In recent months, we’ve heard a lot about the red wine ingredient resveratrol. It’s been mentioned as a treatment for everything from heart disease to osteoarthritis to cancer. In fact, in January 2009, the CBS TV News program 60 Minutes interviewed researchers who proclaimed a modern-day fountain of youth “ resveratrol.
The mythical fountain of youth sought by Spanish explorer Juan Ponce de León in the 1500s was supposed to confer eternal youth on anyone who drank from it. In correspondent Morley Safer’s 60 Minutes interview with Dr. Christoph Westphal (one of the scientists who is studying the red wine ingredient resveratrol), Safer inquired whether Westphal thought that resveratrol might be some kind of a rejuvenation drug that would turn a 70-year-old into a 35-year-old. If that were the case, we could indeed infer the parallel: Fountain of Youth=Resveratrol.
However, Westphal was careful to draw the line. Although his partner in Sirtris Pharmaceuticals, Dr. David Sinclair, has shown that resveratrol controls aging in yeasts, worms, fruit flies, fish, and “ most recently and spectacularly “ in mice, we still don’t know if that can be extended to humans. The Linus Pauling Institute reminds us that even though mice and humans share a homologous enzyme (one having the same appearance, structure, or evolutionary origin), that doesn’t necessarily mean that the effect of resveratrol in mice would be duplicated in humans (Linus Pauling Institute at Oregon State University). To discover whether these findings also apply to humans, in vitro (test tube) testing will not be sufficient. Clinical trials, in vivo (in living people), will be required. Such trials would need to be many years in length.

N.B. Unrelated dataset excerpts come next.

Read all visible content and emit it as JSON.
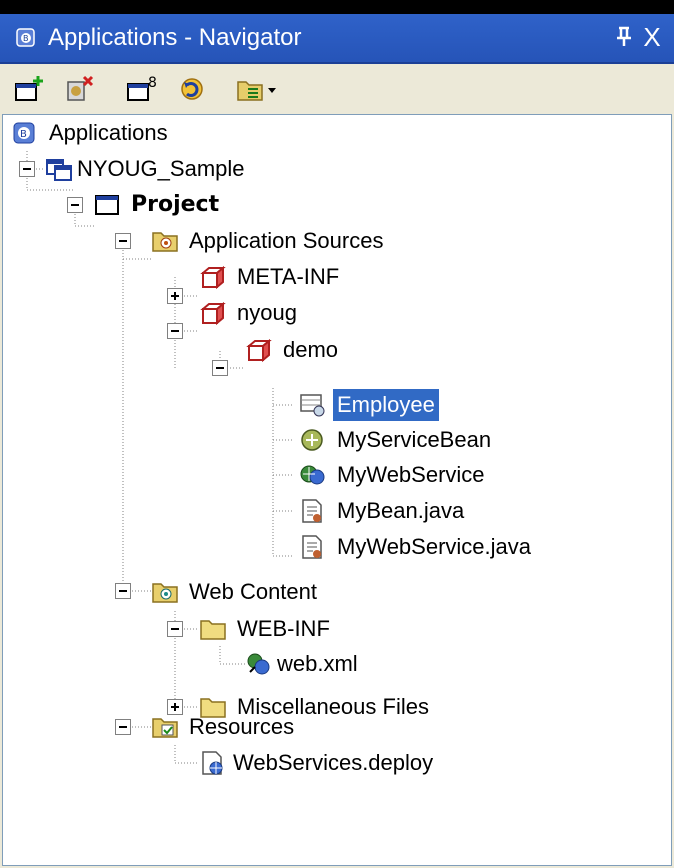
{
  "window": {
    "title": "Applications - Navigator",
    "pin_label": "\u0004",
    "close_label": "X"
  },
  "toolbar": {
    "buttons": [
      {
        "name": "new-application-button",
        "icon": "new-app-icon"
      },
      {
        "name": "remove-button",
        "icon": "remove-icon"
      },
      {
        "name": "new-project-button",
        "icon": "new-project-icon"
      },
      {
        "name": "refresh-button",
        "icon": "refresh-icon"
      },
      {
        "name": "view-dropdown-button",
        "icon": "view-dropdown-icon"
      }
    ]
  },
  "tree": {
    "root": "Applications",
    "app": "NYOUG_Sample",
    "project": "Project",
    "app_sources": "Application Sources",
    "meta_inf": "META-INF",
    "nyoug": "nyoug",
    "demo": "demo",
    "employee": "Employee",
    "my_service_bean": "MyServiceBean",
    "my_web_service": "MyWebService",
    "my_bean_java": "MyBean.java",
    "my_web_service_java": "MyWebService.java",
    "web_content": "Web Content",
    "web_inf": "WEB-INF",
    "web_xml": "web.xml",
    "misc_files": "Miscellaneous Files",
    "resources": "Resources",
    "webservices_deploy": "WebServices.deploy"
  },
  "colors": {
    "title_bar": "#2654b8",
    "selection": "#316ac5",
    "panel": "#ece9d8"
  }
}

Dr. Westphal answered Morley Safer’s question by saying, I think we can slow down these genes that control the aging process. Does that mean that science is getting closer to developing a pill that can keep us young forever?
Not exactly.
What it does mean is that Sirtris and a few other biotech companies are putting their time and money into developing new drugs based on resveratrol. It appears that there is a human longevity gene, homologous to the gene in mice. Resveratrol in mice can activate this gene; and it may be able to activate it in humans as well, much as caloric restriction turns on the same survival switch.
Evidence for the caloric-restriction theory of longevity comes from a recently-released 20-year study of rhesus monkeys at the University of Wisconsin. Dr. Richard Weindruch, lead researcher for the study, reported that the monkeys whose caloric intake had been severely restricted for 20 years were healthier than the control monkeys, who had been fed a normal diet for 20 years. Additionally, the calorie-restricted monkeys suffered less diabetes, cancer, and heart disease, apparently confirming that caloric restriction holds off the degenerative diseases of aging in primates. Dr. Sinclair cited the primate study along with Sirtris’s work on the longevity gene, saying that both caloric restriction and resveratrol have the ability to delay, if not entirely prevent, these diseases of aging. Even without an increase in longevity, he said, it would be a huge advance if we could develop a single drug that postponed many degenerative diseases.
So perhaps, if not precisely the Fountain of Youth, resveratrol is capable of preventing or postponing the degenerative diseases that differentiate youth from age. Aging might not be considered a problem, if we could pass through the Golden Years with the energy and health of youth! We’ll be watching as new studies are announced, to see how this red wine ingredient resveratrol performs in other tests.